A Local Hero Shares Her Story

St. Charles resident and nurse talks to us about her job during the Covid-19 pandemic

Serena Thakkar, Features Editor

What defines a superhero? Does it mean having immense strength like the Hulk, is it having super-speed like Flash, or is it having healing powers as extraordinary as Deadpool? An example of real-life superheroes are nurses, who have the exceptional strength of resilience to constantly bounce back after a loss, keeping their heads held high and continuing to save the day. Just like Flash, they are always quick on their feet, tending to numerous amounts of patients while using their remarkable healing powers to heal patients. Nurses are like superheroes, constantly in battle, approaching each challenge as a mountain they are ready to conquer, never looking back until they have reached the top. After learning about COVID-19 through a nurse’s perspective, one will realize this and also understand the true dedication and honor that comes with the role. 

Karen Pieron, a St. Charles resident, is a Nurse Practitioner at Northwest Community Hospital in Arlington Heights and works to rehabilitate patients with disabilities through occupational and speech therapy. She explained how along with her roles at work, tasks before starting her shift and after coming home have significantly altered due to COVID-19. Before beginning her shift, Pieron takes her temperature, and then she and her partner see follow-up patients, varying from twenty to twenty-five patients a day. Additionally, Pieron described “ a typical day in the nursing home would be me getting to my facility, having my temperature taken…meeting with the lead therapist to go over any new therapy patients, [and] getting updates from the therapists about any concerns they have about any patients. I then go to the patient’s room and see them. The nursing home could have long term care patients there or short term rehab patients there, [meaning they] just come for rehab and then go home. I see them all.” Pieron mentioned that none of her nursing home patients have COVID-19 currently: however, those that did were transferred to their sister nursing home in Aurora. 

Along with patient care, Pieron explained how her own life after work has also been affected due to the virus. She now leaves her lab coat in her car, along with her shoes in the garage, washes her hands, changes her clothes and showers right when she gets home. 

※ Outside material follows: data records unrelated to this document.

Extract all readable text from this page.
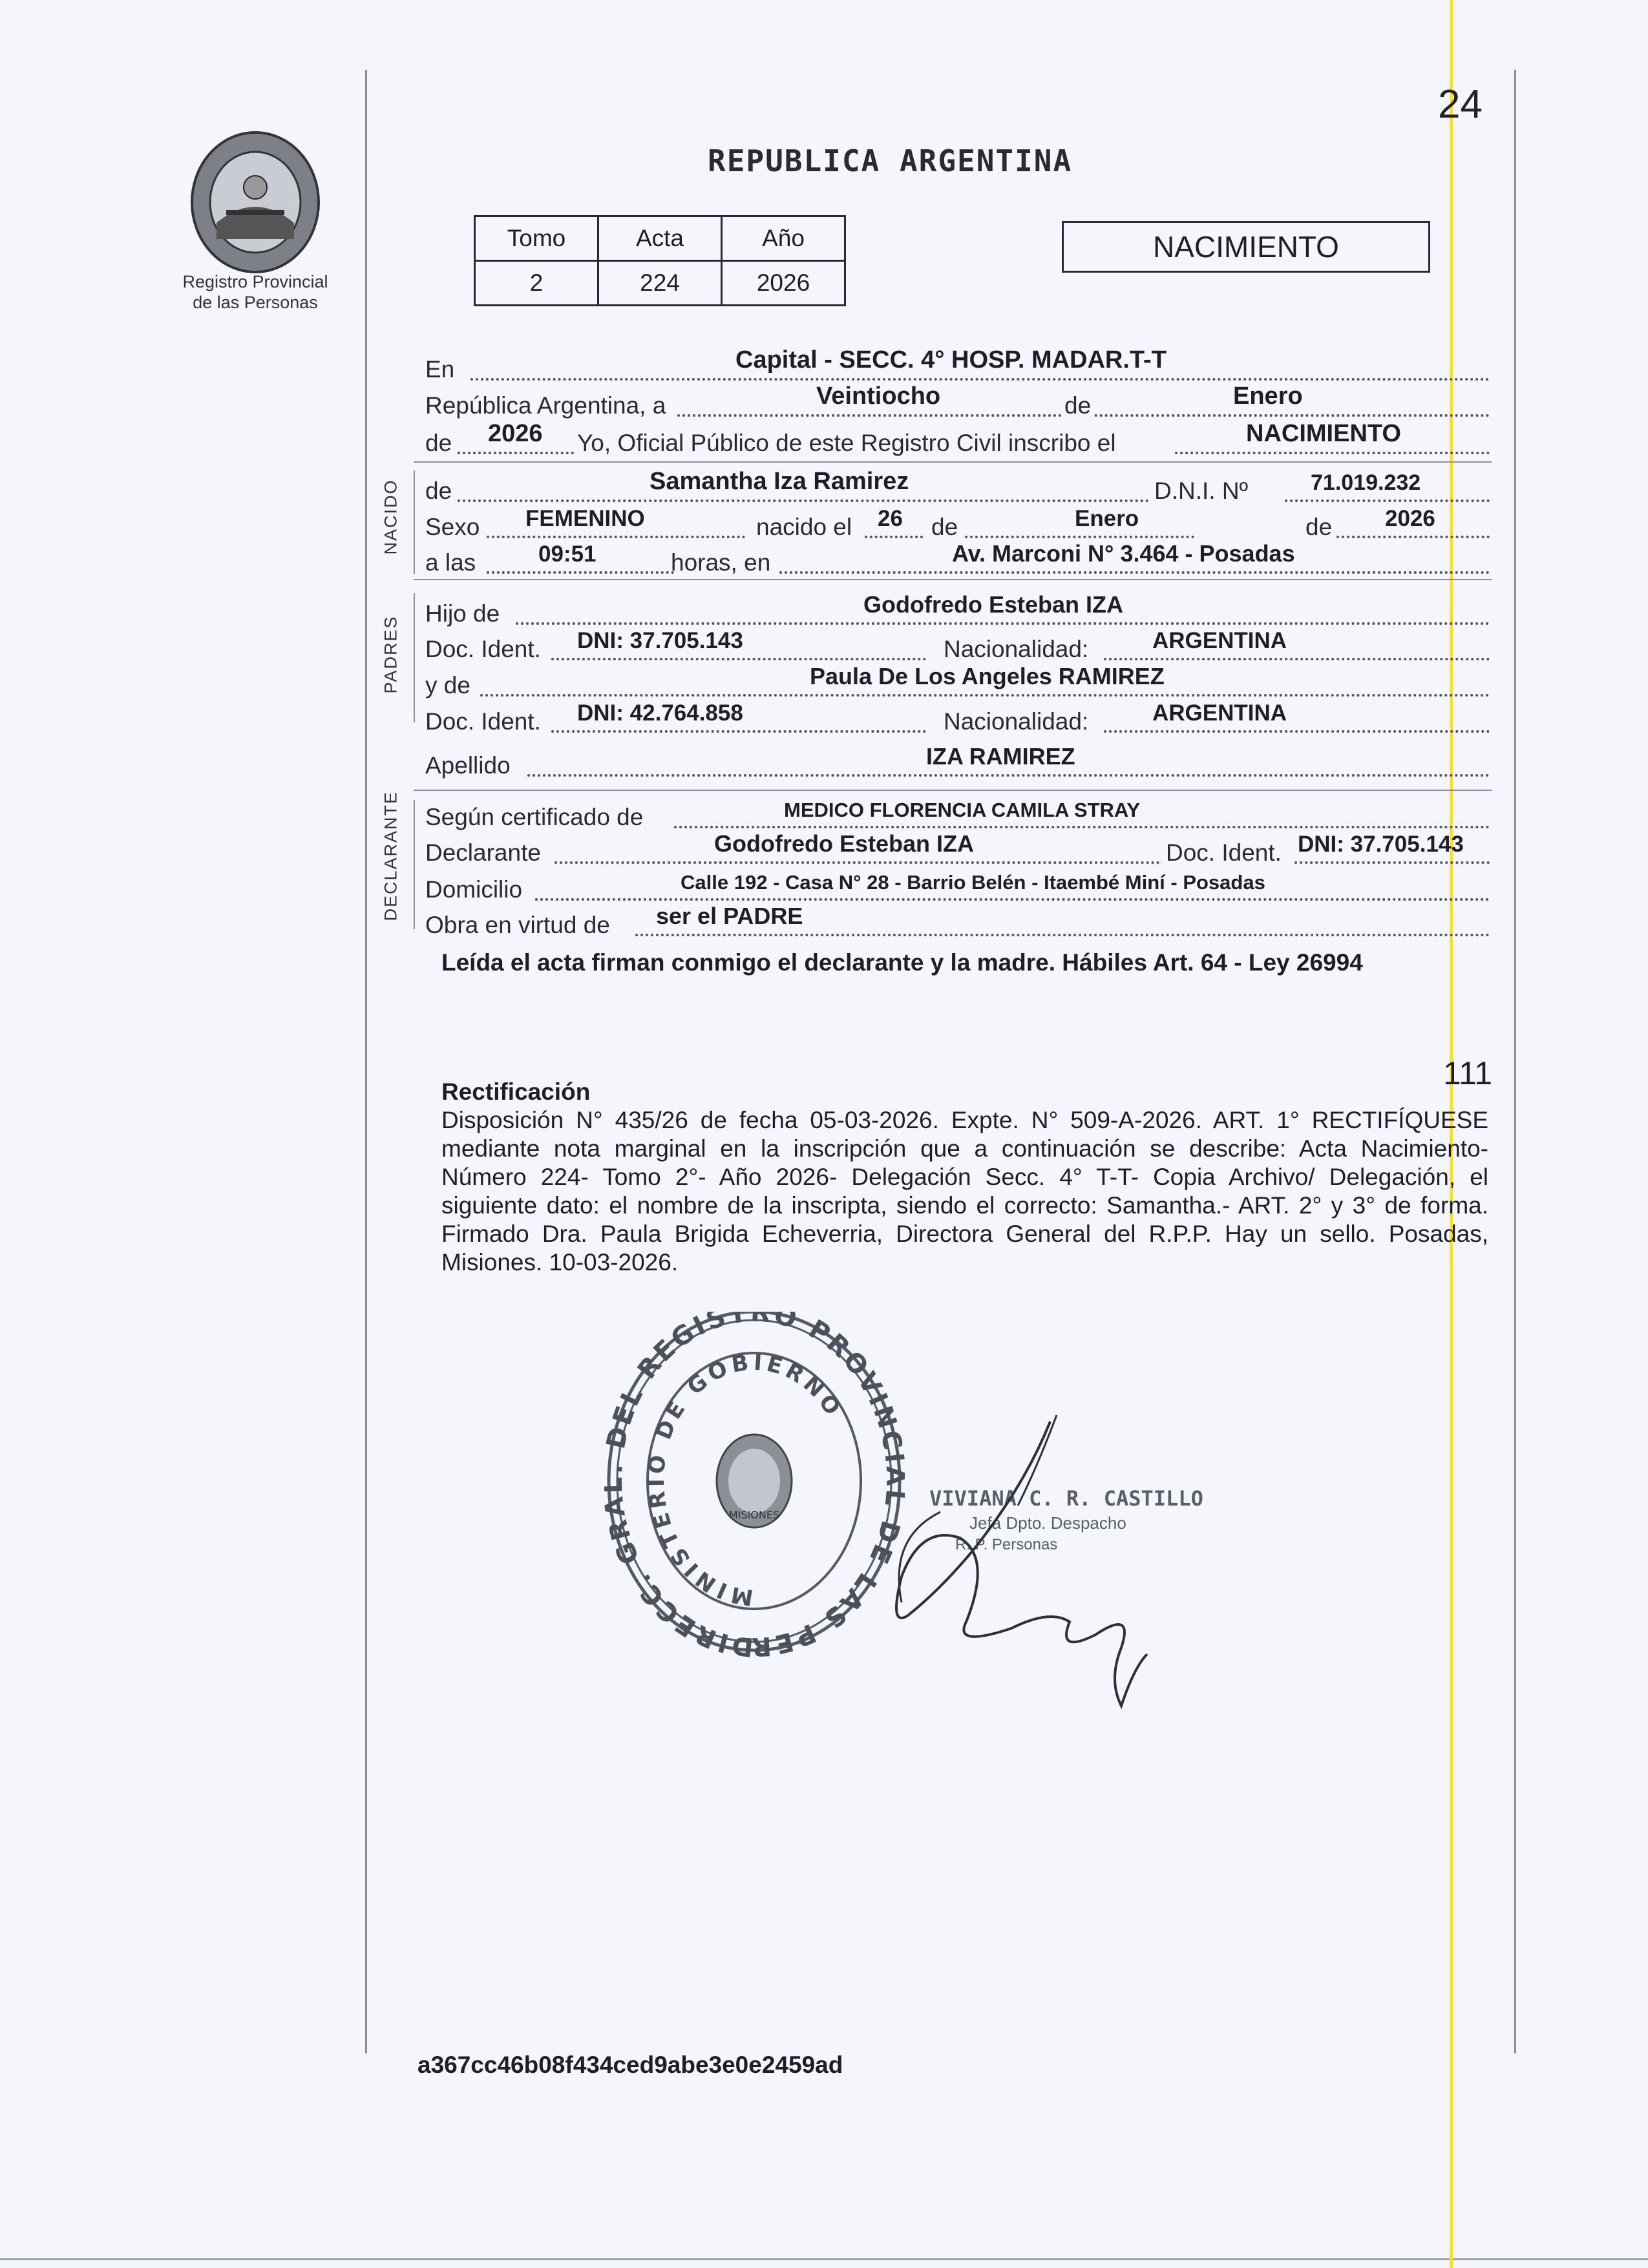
24
Registro Provincial
de las Personas
REPUBLICA ARGENTINA
Tomo	Acta	Año
2	224	2026
NACIMIENTO
NACIDO
PADRES
DECLARANTE
En	Capital - SECC. 4° HOSP. MADAR.T-T
República Argentina, a	Veintiocho	de	Enero
de 2026 Yo, Oficial Público de este Registro Civil inscribo el	NACIMIENTO
de	Samantha Iza Ramirez	D.N.I. Nº	71.019.232
Sexo FEMENINO	nacido el 26 de	Enero	de 2026
a las	09:51	horas, en	Av. Marconi N° 3.464 - Posadas
Hijo de	Godofredo Esteban IZA
Doc. Ident. DNI: 37.705.143	Nacionalidad:	ARGENTINA
y de	Paula De Los Angeles RAMIREZ
Doc. Ident. DNI: 42.764.858	Nacionalidad:	ARGENTINA
Apellido	IZA RAMIREZ
Según certificado de	MEDICO FLORENCIA CAMILA STRAY
Declarante	Godofredo Esteban IZA	Doc. Ident. DNI: 37.705.143
Domicilio	Calle 192 - Casa N° 28 - Barrio Belén - Itaembé Miní - Posadas
Obra en virtud de ser el PADRE
Leída el acta firman conmigo el declarante y la madre. Hábiles Art. 64 - Ley 26994
111
Rectificación
Disposición N° 435/26 de fecha 05-03-2026. Expte. N° 509-A-2026. ART. 1° RECTIFÍQUESE mediante nota marginal en la inscripción que a continuación se describe: Acta Nacimiento- Número 224- Tomo 2°- Año 2026- Delegación Secc. 4° T-T- Copia Archivo/ Delegación, el siguiente dato: el nombre de la inscripta, siendo el correcto: Samantha.- ART. 2° y 3° de forma. Firmado Dra. Paula Brigida Echeverria, Directora General del R.P.P. Hay un sello. Posadas, Misiones. 10-03-2026.
DIRECC. GR DEL REGISTRO PROVINC DE LAS PER
MINISTERIO DE GOBIERNO
MISIONES
VIVIANA C. R. CASTILLO
Jefa Dpto. Despacho
R. P. Personas
a367cc46b08f434ced9abe3e0e2459ad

Although nurses are nearly identical to superheroes, it’s important to remember that they are humans and that they must ensure they are mentally healthy too. Pieron agreed with this, saying, “The mental health and wellbeing of healthcare practitioners is huge. I imagine it is probably not talked about at all. My friends and I do the best we can. We talk a lot…Facetime saved our life in the beginning, as well as Zoom calls…Depression and mental health are things that need to be talked about and shouldn’t be ignored.”  

The CDC also acknowledged this, and explained how dealing with an unknown pandemic can cause stress and anxiety. It’s important to know how to cope with stress in a healthy manner, “as mental health is an important part of overall health and wellbeing.” The CDC gave examples on healthy ways to deal with stress, such as exercising, meditating, and connecting with loved ones, even if it’s virtually. 

Feeling trapped in a house for days on end can take a toll on one’s mental health. However, working constantly to save previous lives also puts people’s mental health at risk.

Pieron explained some of the difficulties that come with being a medical professional, but also emphasized the positives that make being a nurse worth it.

“I work in this every single day and watch how this affects people. I have watched some of my own patient’s not make it from this virus, but I also have the pleasure to help people walk out of the hospital every single day after they have battled COVID -19 or some other disease that has physically and functionally depleted and deconditioned their body. For that I am proud to call myself a Nurse Practitioner but even prouder a Nurse.”